Rejecting attachment 286856 [details] from commit-queue.

ticaiolima@gmail.com does not have committer permissions according to http://trac.webkit.org/browser/trunk/Tools/Scripts/webkitpy/common/config/contributors.json.

- If you do not have committer rights please read http://webkit.org/coding/contributing.html for instructions on how to use bugzilla flags.

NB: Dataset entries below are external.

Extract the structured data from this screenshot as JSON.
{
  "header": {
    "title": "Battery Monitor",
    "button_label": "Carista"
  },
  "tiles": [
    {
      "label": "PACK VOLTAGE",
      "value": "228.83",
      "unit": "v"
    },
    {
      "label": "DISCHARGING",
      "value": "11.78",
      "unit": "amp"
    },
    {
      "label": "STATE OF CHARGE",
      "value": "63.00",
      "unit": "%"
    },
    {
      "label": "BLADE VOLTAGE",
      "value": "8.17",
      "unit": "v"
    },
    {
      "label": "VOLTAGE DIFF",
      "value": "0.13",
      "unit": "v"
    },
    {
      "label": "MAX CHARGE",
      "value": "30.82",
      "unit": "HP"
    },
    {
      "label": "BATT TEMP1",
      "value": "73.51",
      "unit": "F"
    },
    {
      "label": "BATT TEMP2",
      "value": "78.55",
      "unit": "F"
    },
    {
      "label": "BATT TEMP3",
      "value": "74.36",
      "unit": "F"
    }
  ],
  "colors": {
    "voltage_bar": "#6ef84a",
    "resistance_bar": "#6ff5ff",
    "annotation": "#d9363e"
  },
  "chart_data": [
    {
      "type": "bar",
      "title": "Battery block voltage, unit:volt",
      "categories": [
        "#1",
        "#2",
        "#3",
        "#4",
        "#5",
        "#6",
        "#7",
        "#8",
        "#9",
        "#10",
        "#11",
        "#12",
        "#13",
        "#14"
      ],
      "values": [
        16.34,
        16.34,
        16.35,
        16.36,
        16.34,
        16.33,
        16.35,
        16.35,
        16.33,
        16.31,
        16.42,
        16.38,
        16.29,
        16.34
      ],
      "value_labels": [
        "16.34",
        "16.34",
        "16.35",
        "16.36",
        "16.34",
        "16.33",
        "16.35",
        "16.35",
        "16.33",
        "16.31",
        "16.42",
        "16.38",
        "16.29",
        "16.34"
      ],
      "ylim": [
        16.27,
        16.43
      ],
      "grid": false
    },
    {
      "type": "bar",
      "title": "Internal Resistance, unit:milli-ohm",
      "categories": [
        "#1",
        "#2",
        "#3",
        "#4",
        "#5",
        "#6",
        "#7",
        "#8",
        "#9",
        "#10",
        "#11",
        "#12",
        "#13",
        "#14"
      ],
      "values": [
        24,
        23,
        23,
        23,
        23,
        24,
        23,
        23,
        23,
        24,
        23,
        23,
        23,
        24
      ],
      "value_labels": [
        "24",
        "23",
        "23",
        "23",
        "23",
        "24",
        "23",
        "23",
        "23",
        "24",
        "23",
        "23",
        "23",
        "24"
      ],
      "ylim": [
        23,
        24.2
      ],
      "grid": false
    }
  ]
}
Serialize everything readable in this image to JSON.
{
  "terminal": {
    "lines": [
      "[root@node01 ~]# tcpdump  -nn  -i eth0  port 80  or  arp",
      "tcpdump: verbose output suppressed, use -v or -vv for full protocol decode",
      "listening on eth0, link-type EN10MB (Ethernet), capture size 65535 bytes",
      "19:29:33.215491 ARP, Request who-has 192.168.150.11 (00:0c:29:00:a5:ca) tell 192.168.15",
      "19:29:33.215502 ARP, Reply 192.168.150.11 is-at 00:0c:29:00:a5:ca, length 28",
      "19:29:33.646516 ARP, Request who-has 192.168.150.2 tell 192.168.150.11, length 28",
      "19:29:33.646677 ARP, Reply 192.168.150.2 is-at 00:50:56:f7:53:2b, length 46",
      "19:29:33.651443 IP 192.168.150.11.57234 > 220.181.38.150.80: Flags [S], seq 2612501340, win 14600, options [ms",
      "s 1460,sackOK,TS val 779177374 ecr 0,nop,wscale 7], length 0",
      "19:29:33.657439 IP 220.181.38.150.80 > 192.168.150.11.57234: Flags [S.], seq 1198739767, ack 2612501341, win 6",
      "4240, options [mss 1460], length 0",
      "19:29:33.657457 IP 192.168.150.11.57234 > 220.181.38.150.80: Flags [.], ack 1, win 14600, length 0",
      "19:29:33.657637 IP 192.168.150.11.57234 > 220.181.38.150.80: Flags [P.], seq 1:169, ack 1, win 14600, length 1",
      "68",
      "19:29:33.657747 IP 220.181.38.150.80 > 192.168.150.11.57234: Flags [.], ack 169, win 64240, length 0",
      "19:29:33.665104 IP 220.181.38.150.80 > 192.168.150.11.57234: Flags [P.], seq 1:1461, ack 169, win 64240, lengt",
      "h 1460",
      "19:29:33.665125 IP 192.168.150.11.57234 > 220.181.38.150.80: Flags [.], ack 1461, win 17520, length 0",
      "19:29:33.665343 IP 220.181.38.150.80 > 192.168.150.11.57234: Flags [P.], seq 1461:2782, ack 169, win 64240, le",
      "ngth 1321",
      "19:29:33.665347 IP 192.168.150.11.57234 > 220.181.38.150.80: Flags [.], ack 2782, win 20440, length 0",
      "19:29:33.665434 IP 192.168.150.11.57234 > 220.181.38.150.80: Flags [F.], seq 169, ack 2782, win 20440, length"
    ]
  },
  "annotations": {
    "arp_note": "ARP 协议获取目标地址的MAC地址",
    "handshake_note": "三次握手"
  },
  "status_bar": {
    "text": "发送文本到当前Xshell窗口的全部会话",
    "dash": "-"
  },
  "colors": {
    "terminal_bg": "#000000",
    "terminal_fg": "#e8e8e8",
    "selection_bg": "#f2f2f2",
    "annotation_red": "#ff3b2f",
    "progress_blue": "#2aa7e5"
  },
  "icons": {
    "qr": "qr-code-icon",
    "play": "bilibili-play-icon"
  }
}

- If you have committer rights please correct the error in Tools/Scripts/webkitpy/common/config/contributors.json by adding yourself to the file (no review needed).  The commit-queue restarts itself every 2 hours.  After restart the commit-queue will correctly respect your committer rights.
Comment 19 Caio Lima 2016-08-24 23:17:41 PDT
(In reply to comment #18)
> Comment on attachment 286856 [details]
> Patch
> 
> Rejecting attachment 286856 [details] from commit-queue.
> 
> ticaiolima@gmail.com does not have committer permissions according to
> http://trac.webkit.org/browser/trunk/Tools/Scripts/webkitpy/common/config/
> contributors.json.
> 
> - If you do not have committer rights please read
> http://webkit.org/coding/contributing.html for instructions on how to use
> bugzilla flags.
> 
> - If you have committer rights please correct the error in
> Tools/Scripts/webkitpy/common/config/contributors.json by adding yourself to
> the file (no review needed).  The commit-queue restarts itself every 2
> hours.  After restart the commit-queue will correctly respect your committer
> rights.

I can't cq+ =).
Comment 20 WebKit Commit Bot 2016-08-25 00:05:47 PDT
Comment on attachment 286856 [details]
Patch

Clearing flags on attachment: 286856

Committed r204958: <http://trac.webkit.org/changeset/204958>
Comment 21 WebKit Commit Bot 2016-08-25 00:05:52 PDT
All reviewed patches have been landed.  Closing bug.